Each central bank must decide this question for itself.  But as the following empirical evidence demonstrates, accelerating inflation is a more universal problem than deficient economic growth.  On-year consumer price inflation is now running double or nearly so to levels of a year earlier.  Among developed economies, CPI inflation is at 4.2% in the United States (versus 2.7% a year ago), 3.7% in Euroland (up from 1.9%), 2.9% in Switzerland (0.5%), 3.3% in Britain (2.5%), 4.2% in Australia (2.4%) and 0.8% in Japan (0.0%).  In emerging markets, the increases have been to 7.7% from 3.4% in China, 19.3% from 7.4% in Pakistan, 10.9% from 6.4% in South Africa, 10.5% from 2.9% in Saudi Arabia, 19.7% from 10.0% in Egypt, 7.8% from 6.7% in India, 5.6% from 3.2% in Brazil, 4.9% from 2.3% in South Korea and 7.6% from 1.9% in Thailand. 
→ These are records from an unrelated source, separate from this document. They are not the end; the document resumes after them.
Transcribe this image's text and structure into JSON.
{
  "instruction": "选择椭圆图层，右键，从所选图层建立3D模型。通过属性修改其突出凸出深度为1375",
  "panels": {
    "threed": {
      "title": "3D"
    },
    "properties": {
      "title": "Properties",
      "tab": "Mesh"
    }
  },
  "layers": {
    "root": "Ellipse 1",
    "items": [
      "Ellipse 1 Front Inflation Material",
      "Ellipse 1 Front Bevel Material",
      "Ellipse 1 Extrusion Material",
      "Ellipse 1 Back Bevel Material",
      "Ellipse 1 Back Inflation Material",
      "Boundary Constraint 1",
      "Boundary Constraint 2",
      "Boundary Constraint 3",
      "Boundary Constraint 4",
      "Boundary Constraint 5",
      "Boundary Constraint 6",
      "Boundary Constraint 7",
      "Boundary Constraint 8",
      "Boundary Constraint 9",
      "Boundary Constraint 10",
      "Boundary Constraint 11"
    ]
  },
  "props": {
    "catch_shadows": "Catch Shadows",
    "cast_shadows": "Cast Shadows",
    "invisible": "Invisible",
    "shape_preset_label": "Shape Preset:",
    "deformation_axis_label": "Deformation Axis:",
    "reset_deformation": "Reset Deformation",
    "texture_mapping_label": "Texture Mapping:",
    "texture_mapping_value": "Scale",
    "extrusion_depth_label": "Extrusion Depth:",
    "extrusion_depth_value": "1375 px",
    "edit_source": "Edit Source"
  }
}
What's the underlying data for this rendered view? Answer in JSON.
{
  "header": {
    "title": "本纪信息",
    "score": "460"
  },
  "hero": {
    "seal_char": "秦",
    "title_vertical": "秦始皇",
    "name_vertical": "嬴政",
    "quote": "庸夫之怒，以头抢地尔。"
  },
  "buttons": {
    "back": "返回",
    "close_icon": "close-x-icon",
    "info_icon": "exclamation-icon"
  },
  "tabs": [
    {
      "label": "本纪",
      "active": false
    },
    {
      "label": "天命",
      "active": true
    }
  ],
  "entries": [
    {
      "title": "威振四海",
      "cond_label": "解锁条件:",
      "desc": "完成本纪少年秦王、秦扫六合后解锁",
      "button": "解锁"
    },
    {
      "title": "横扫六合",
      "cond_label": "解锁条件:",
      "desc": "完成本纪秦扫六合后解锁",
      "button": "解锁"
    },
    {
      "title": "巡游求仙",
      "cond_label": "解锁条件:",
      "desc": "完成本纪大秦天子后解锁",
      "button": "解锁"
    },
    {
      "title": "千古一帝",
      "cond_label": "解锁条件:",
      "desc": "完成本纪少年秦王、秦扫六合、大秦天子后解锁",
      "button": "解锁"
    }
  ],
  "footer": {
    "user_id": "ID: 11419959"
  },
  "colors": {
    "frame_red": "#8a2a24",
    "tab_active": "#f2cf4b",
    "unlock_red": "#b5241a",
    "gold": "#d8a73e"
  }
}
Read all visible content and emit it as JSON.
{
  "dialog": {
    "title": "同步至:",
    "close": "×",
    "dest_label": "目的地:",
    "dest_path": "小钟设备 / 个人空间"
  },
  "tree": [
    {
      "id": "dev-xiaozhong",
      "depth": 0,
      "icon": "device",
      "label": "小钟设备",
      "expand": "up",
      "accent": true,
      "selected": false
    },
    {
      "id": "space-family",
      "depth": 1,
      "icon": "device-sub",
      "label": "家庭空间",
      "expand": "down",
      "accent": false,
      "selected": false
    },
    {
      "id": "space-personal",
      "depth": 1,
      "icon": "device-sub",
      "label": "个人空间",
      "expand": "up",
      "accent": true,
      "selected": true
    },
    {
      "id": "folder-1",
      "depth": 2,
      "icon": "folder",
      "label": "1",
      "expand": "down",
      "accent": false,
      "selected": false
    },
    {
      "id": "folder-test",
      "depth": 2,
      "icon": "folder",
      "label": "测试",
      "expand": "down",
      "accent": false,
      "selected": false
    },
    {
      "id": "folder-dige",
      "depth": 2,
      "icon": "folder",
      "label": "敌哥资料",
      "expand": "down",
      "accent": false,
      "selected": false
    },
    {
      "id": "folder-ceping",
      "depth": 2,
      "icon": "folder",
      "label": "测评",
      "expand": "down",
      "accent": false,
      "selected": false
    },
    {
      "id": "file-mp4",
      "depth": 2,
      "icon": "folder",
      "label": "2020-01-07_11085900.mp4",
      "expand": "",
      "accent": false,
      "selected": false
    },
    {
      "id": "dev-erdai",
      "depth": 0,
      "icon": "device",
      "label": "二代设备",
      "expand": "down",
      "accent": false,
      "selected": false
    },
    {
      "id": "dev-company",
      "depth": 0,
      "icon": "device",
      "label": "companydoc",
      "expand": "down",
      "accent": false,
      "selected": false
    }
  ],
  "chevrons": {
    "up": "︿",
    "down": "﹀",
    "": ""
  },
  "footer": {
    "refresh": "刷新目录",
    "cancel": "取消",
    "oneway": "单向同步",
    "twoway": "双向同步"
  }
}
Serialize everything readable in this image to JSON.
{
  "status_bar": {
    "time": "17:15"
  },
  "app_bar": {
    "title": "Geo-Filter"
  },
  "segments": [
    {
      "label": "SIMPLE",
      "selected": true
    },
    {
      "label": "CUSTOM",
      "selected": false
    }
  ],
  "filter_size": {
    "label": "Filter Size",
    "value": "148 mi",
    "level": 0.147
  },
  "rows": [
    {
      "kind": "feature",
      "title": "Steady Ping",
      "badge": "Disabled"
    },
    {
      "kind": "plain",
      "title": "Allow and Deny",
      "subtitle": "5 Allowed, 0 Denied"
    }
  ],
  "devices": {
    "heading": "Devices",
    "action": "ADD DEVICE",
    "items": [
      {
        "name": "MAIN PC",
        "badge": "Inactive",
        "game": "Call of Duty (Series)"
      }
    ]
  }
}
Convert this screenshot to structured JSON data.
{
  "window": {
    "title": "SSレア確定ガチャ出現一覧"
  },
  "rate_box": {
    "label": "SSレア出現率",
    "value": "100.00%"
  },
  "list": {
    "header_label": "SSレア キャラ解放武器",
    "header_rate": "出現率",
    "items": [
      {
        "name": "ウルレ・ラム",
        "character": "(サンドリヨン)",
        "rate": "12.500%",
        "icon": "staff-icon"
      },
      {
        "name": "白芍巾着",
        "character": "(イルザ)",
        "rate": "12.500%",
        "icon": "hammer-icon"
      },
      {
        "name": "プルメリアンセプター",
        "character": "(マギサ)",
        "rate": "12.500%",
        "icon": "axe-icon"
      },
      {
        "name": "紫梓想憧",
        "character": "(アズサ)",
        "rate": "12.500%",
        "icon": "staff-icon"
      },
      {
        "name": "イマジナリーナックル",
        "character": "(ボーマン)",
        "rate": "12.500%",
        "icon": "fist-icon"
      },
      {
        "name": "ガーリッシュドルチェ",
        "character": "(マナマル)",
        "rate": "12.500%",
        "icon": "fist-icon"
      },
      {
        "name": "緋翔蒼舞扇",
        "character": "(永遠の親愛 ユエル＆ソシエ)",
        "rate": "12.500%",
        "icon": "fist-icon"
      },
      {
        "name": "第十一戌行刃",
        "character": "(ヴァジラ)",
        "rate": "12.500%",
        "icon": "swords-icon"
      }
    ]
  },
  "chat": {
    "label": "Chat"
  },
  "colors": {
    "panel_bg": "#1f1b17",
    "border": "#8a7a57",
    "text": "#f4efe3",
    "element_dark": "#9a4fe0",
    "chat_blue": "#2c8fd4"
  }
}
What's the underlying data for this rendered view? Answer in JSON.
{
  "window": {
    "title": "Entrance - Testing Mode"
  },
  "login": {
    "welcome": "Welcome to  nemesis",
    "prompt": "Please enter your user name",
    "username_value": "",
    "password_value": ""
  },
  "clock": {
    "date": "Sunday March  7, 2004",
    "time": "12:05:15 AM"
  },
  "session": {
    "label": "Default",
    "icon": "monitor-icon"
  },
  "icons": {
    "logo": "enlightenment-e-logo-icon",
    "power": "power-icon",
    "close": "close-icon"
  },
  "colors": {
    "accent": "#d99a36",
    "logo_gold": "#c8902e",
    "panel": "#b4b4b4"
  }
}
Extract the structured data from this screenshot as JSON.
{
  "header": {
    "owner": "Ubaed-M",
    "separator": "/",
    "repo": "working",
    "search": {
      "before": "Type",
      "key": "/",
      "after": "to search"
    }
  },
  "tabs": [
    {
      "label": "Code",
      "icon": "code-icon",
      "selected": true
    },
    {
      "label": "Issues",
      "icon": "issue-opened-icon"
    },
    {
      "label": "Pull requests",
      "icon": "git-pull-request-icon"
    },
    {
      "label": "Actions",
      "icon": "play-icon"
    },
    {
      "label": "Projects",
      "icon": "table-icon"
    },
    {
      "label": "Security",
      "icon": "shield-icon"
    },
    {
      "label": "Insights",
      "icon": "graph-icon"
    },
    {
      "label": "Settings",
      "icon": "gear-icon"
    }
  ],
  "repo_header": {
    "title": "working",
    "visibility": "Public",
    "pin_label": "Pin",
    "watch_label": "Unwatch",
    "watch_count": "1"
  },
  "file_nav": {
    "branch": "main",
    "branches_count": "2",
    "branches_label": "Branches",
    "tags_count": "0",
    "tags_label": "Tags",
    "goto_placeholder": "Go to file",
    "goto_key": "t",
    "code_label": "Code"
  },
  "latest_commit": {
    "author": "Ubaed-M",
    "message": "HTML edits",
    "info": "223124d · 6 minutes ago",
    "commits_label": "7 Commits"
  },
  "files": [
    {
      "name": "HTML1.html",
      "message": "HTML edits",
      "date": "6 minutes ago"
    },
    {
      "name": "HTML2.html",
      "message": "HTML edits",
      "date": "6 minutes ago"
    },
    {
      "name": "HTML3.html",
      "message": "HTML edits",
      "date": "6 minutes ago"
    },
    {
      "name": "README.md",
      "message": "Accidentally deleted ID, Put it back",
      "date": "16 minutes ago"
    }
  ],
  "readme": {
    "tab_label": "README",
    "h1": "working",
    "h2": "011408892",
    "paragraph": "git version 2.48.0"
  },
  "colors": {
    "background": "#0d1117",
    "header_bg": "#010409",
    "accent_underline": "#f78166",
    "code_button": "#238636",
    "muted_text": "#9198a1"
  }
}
Latest on-year economic growth rates of 3.1% in Switzerland, 2.5% in both the United States and Britain, 2.2% in Euroland, 3.6% in Australia, and 1.3% in Japan (where growth in 1Q08 reached 4.0% saar) look decent.  Year-over-year growth of 10.6% in China, 8.8% in India, 6.9% in Egypt, 6.0% in Thailand, and 5.8% in both South Korea and Brazil are much better than decent.  To be sure, the momentum of growth is adverse, as the leap in energy and food costs now present as much, if not more, resistance as does intrinsically tight financing conditions.  Euroland posted sub-50 readings in its composite, manufacturing, and service PMI’s for the first time since mid-2003.  The composite PMI is 8.3 points lower than a year ago, and the business expectations component of the services PMI has shed an even larger 9.5 points.  Germany’s IFO index of business conditions and expectations is 5.7 points below its year-ago level and the weakest it’s been in 2-1/2 years.  Belgian business sentiment slumped to -5.9 in the latest reading from -1.6 the month before.  Japan’s all-industry index showed an on-year rise of a minuscule 0.2%, and business sentiment fell to -15.2 in 2Q08, at least a 4-year low, from -9.3 in 1Q according to the latest quarterly survey of Japan’s Ministry of Finance.  Also in Japan, May levels for consumer confidence of 33.9 and the mood of small-firm employees of 32.1 were each very low.  Significant housing corrections persist in the United States, Britain, Spain, and Ireland.

The substantial increases in inflation cast doubt on whether economic slowdowns will anchor expected inflation and return actual inflation to acceptable levels over the medium term.  The more forcefully that policymakers try to mitigate economic weakness, the greater is the likelihood that the current commodity-intensive inflation could spread to other price categories.  The biggest policy blunders of not countering economic weakness, on the other hard, have occurred in recessions where, like the present one, dysfunctional financial markets were central to imploding economic activity.  Policymakers face a formidable challenge.  I believe the area of greatest misjudgment lies in the direction of not sufficiently containing the inflation threat.